Original Article

Interobserver and Intraobserver Reliability of Cephalometric Measurements Performed on Smartphone-Based Application and Computer-Based Imaging Software: A Comparative Study


  • Vinay Kumar Chugh
  • Navleen Kaur Bhatia
  • Dipti Shastri
  • Sam Prasanth Shankar
  • Surjit Singh
  • Rinkle Sardana

Received Date: 12.04.2022 Accepted Date: 29.09.2022 Turk J Orthod 2023;36(2):94-100 PMID: 37346006


The aim was to compare the reliability of cephalometric analysis using a smartphone-based application with conventional computer-based imaging software.

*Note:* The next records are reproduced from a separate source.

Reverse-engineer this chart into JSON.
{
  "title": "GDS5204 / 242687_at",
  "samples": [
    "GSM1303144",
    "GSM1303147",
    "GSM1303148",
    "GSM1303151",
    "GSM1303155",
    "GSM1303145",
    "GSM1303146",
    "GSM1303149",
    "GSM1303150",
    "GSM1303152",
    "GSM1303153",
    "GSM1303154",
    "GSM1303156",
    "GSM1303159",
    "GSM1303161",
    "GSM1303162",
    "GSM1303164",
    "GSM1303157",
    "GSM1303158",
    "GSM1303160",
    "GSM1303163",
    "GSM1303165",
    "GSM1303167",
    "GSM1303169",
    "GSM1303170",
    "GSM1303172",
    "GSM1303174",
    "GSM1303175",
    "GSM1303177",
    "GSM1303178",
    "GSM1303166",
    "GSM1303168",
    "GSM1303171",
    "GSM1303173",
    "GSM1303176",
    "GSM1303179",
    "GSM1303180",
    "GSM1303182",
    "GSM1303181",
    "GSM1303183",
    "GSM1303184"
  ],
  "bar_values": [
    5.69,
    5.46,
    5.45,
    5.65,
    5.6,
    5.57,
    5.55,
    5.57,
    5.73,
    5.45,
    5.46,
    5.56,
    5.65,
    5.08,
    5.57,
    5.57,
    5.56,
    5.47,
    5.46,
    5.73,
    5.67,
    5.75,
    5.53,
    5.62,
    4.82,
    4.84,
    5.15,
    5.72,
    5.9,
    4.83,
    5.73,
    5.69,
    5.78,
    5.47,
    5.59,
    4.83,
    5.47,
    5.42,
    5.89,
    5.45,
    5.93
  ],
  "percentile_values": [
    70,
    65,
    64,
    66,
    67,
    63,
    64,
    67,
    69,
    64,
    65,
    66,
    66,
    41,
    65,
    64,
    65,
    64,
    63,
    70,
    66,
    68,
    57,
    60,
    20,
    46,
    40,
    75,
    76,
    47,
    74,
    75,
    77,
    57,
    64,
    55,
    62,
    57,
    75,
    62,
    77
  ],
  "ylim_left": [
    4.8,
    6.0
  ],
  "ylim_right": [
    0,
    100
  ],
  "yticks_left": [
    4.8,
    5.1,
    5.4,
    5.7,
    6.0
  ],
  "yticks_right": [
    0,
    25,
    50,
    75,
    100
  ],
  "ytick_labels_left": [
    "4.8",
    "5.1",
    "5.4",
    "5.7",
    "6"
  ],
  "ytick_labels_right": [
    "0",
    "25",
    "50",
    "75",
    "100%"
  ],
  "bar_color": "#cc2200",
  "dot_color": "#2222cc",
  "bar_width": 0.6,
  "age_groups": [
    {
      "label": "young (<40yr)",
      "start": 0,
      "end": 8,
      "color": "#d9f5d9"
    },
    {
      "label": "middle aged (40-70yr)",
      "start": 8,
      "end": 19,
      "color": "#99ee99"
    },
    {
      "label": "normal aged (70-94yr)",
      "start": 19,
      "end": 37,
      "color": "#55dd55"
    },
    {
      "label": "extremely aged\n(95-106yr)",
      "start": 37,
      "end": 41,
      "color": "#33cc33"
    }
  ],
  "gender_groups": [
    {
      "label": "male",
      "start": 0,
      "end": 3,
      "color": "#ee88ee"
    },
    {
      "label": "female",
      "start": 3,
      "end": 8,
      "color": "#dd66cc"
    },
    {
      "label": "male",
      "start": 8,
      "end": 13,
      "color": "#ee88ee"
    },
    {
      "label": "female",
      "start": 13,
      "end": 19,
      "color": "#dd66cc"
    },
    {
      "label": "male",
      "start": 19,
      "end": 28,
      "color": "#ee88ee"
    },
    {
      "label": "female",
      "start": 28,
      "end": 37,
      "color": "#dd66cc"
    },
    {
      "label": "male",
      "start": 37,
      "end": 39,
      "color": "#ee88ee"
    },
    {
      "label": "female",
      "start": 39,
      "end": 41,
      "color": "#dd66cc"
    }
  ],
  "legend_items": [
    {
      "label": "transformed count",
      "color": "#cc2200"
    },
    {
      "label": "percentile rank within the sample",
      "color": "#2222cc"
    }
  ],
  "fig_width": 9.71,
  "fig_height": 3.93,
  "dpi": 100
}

Pre-treatment cephalometric radiographs of 50 subjects (26 males, 24 females; mean age, 19.2 years; ±4.2) were traced using the OneCeph® application and Dolphin imaging software®. Two independent observers identified seventeen landmarks and measured fourteen cephalometric measurements at an interval of. Interobserver and intraobserver reliability were evaluated using the intraclass correlation coefficient. Student’s t-test was used to compare the means of two measurement methods for observer 1 and observer 2. Additionally, the time taken to complete the cephalometric measurements was also compared between the two methods.


Good (ICC 0.75-0.90) to excellent (ICC 0.90-1.00) interobserver and intraobserver reliability was observed for all hard and soft tissue measurements with both methods. No significant differences were found between the two measurement methods for both observers (p<0.05). OneCeph application took significantly more time to complete the analysis than Dolphin imaging software (p<0.001).


Cephalometric measurements made through a smartphone-based application showed good to excellent interobserver and intraobserver reliability and are comparable with the computer-based software. Therefore, it can be recommended for clinical use. The time taken to complete the cephalometric measurements was more with a smartphone-based application (OneCeph application) compared to computer-based software (Dolphin imaging software).

Keywords: Cephalometrics, Reliabiity, OneCeph, Dolphin

Main Points

• The study compared interobserver and intraobserver reliability for cephalometric evaluation between smartphone-based applications (OneCeph®) and computer-based software (Dolphin imaging software®).

• Good to excellent reproducibility and repeatability of cephalometric evaluation seen with OneCeph, which is comparable to Dolphin software.

• OneCeph took double the time compared with Dolphin imaging software.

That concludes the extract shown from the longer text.